Estos documentos, recopilados por Ayerbe Iríbar, comprenden desde el 20 de diciembre de 1346 al 13 de agosto de 1513. El primero de ellos trata de una carta de población otorgada por Alfonso XI a los hombres buenos, hijosdalgo y labradores de los pueblos de Marquina y Mendaro para que poblasen y cercasen Villamayor de Marquina, concediéndole su propio fuero, siendo confirmado por Enrique II el 7 de febrero de 1367, al igual que de la mano de Juan I el 10 de agosto de 1379, así como por sus sucesores. El 28 de febrero, la villa de Elgoibar nombró a Pedro Ibáñez de Balluibar y Pedro López de Arriola como jueces árbitros para dirimir las diferencias entre el concejo y ciertos particulares por la posesión de montes y tierras (pp. 12-17); el 22 de junio de 1451 fueron nombrados Juan García de Urunano y Juan Martínez de Jausuoro (pp. 17-19). Otro documento de cierta relevancia es el relativo al apeamiento y sentencia arbitral otorgada por Pedro Ibáñez de Balluibar y Pedro Pérez de Arriola y los receptores en cuanto a las diferencias sobre posesión de montes, prados, árboles, etc., de 15 de agosto de 1452 (pp. 19-56). El 3 de diciembre de 1462 se reconoció el derecho al pasto tanto por parte de Elgoibar como de Aranoguibel, término de la villa de Deba, siempre y cuando no se cerrasen los setos o levantasen cabañas o casos (pp. 93-97). Entre los numerosos litigios estaba el caso del tenido a vista el 24 de mayo de 1471, que se planteó entre el concejo de Villamayor de Marquina y otros particulares en cuanto a las tierras y montes que la villa consideraba usurpadas y amojonadas indebidamente (pp. 98-102). Este mismo concejo pleiteó el 21 y 29 de septiembre con Rodrigo de Carquizano y Juan Ochoa de Urunano por haber incluido su casa y torre dentro de los muros de la villa tras su ampliación (pp. 103-106). Ya en época de los Reyes Católicos se trataron litigios contra los moradores extramuros de la villa por pretender tener carnicería, pescadería, etc., al mismo tiempo que ejercer cargos públicos; sobre este asunto trató la sentencia de 28 de julio de 1495 (pp. 109-125). Algunas otras cuestionaron privilegios económicos, como la reducción en las alcabalas, a determinadas personas como la de 29 de marzo de 1481, la de 20 de diciembre de 1496, la de 15 de marzo de 1498 o la de 12 de mayo de 1509 (pp. 126-156).
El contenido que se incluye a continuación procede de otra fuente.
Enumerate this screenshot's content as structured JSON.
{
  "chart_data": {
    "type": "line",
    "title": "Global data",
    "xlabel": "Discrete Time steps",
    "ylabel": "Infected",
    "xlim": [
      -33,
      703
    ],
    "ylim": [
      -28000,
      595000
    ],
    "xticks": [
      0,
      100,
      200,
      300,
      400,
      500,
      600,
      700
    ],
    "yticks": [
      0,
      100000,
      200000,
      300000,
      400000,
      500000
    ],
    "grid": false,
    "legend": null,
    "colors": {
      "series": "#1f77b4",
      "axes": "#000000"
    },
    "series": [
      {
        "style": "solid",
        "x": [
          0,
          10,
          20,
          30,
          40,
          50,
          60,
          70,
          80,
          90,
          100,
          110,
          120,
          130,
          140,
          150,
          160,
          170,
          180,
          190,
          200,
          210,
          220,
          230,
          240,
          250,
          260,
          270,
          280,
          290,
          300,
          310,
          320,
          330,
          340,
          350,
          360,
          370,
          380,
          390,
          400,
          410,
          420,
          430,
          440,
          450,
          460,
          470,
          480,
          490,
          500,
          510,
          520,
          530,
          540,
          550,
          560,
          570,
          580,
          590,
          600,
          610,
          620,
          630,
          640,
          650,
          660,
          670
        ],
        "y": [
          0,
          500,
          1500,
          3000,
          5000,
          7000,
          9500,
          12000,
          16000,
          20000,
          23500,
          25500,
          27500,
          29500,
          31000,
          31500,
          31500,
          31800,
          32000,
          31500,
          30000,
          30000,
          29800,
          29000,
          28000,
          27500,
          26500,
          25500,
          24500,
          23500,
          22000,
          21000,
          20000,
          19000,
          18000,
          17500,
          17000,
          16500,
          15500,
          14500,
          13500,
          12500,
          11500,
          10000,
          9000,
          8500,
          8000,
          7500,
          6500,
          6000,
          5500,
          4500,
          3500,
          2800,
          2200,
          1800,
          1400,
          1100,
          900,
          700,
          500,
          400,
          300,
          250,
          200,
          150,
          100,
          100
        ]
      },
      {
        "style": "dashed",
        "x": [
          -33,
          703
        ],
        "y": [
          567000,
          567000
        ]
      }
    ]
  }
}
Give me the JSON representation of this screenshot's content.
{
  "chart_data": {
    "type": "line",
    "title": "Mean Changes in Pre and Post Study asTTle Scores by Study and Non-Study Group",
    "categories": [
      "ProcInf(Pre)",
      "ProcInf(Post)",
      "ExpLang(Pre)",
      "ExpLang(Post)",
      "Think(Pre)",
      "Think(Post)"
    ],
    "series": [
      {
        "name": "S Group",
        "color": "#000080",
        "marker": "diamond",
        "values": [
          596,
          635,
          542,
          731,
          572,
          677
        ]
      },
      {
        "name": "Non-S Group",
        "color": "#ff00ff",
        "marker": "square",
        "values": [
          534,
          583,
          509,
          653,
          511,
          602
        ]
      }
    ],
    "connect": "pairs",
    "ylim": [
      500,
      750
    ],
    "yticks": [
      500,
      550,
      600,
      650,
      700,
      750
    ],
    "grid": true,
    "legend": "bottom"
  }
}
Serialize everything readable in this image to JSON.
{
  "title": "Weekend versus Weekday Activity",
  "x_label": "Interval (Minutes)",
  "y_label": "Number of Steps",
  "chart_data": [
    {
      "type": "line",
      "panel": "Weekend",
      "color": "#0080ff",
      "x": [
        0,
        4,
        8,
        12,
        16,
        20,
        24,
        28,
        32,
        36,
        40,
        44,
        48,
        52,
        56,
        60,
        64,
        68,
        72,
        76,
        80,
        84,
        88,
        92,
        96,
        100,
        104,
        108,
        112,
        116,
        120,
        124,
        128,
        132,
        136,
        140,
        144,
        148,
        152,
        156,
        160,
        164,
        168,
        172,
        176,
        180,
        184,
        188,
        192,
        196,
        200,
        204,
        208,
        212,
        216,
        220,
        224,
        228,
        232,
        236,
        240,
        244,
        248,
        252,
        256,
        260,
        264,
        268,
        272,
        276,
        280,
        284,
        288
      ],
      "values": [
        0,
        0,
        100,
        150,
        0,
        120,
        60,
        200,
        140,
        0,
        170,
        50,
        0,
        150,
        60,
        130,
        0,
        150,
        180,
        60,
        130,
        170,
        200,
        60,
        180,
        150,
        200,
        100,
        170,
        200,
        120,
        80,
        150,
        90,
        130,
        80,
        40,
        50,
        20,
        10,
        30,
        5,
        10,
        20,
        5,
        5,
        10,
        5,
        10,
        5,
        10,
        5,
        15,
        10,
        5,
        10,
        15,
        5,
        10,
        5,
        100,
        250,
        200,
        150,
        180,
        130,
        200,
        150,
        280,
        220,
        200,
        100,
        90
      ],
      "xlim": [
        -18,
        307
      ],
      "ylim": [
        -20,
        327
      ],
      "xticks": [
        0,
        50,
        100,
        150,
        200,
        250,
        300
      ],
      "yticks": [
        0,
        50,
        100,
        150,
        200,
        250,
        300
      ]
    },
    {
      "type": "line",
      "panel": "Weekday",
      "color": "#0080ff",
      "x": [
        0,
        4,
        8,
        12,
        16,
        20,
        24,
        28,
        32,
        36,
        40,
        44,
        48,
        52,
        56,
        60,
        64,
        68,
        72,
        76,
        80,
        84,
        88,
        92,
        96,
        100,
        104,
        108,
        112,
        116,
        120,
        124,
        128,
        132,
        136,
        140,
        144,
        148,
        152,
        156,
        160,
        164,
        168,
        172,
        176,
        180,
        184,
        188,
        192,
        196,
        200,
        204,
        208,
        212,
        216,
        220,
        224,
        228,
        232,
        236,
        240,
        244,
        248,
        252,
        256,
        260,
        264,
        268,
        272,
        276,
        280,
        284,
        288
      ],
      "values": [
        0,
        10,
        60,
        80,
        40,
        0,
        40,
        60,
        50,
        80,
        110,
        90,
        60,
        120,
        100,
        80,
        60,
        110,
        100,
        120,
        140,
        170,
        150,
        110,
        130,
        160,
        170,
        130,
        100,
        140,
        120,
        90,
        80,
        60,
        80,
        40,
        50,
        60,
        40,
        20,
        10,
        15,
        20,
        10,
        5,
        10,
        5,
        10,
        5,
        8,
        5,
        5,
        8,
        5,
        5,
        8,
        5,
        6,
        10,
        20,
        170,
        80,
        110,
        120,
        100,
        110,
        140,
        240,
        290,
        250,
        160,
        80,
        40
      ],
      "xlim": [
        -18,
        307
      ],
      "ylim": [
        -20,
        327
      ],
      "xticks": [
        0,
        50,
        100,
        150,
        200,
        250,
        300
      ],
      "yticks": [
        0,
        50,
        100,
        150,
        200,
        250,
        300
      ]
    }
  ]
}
Ayerbe Iríbar recupera treinta y tres documentos sobre la villa de Elgoibar relativos a cuestiones tan intrascendentes como las alcabalas o los conflictos de extramuros. De esta forma se recupera parte de la intrahistoria de este municipio de Gipuzkoa, con una laboriosa labor paleográfica. Se centra para ello en el período comprendido entre 1346 y 1520, casi dos siglos de la época medieval. Felicitamos desde estas páginas a su autora, quizá la máxima editora de fuentes documentales de Gipuzkoa en nuestros días, y a su colaborador Jon Etxezarraga.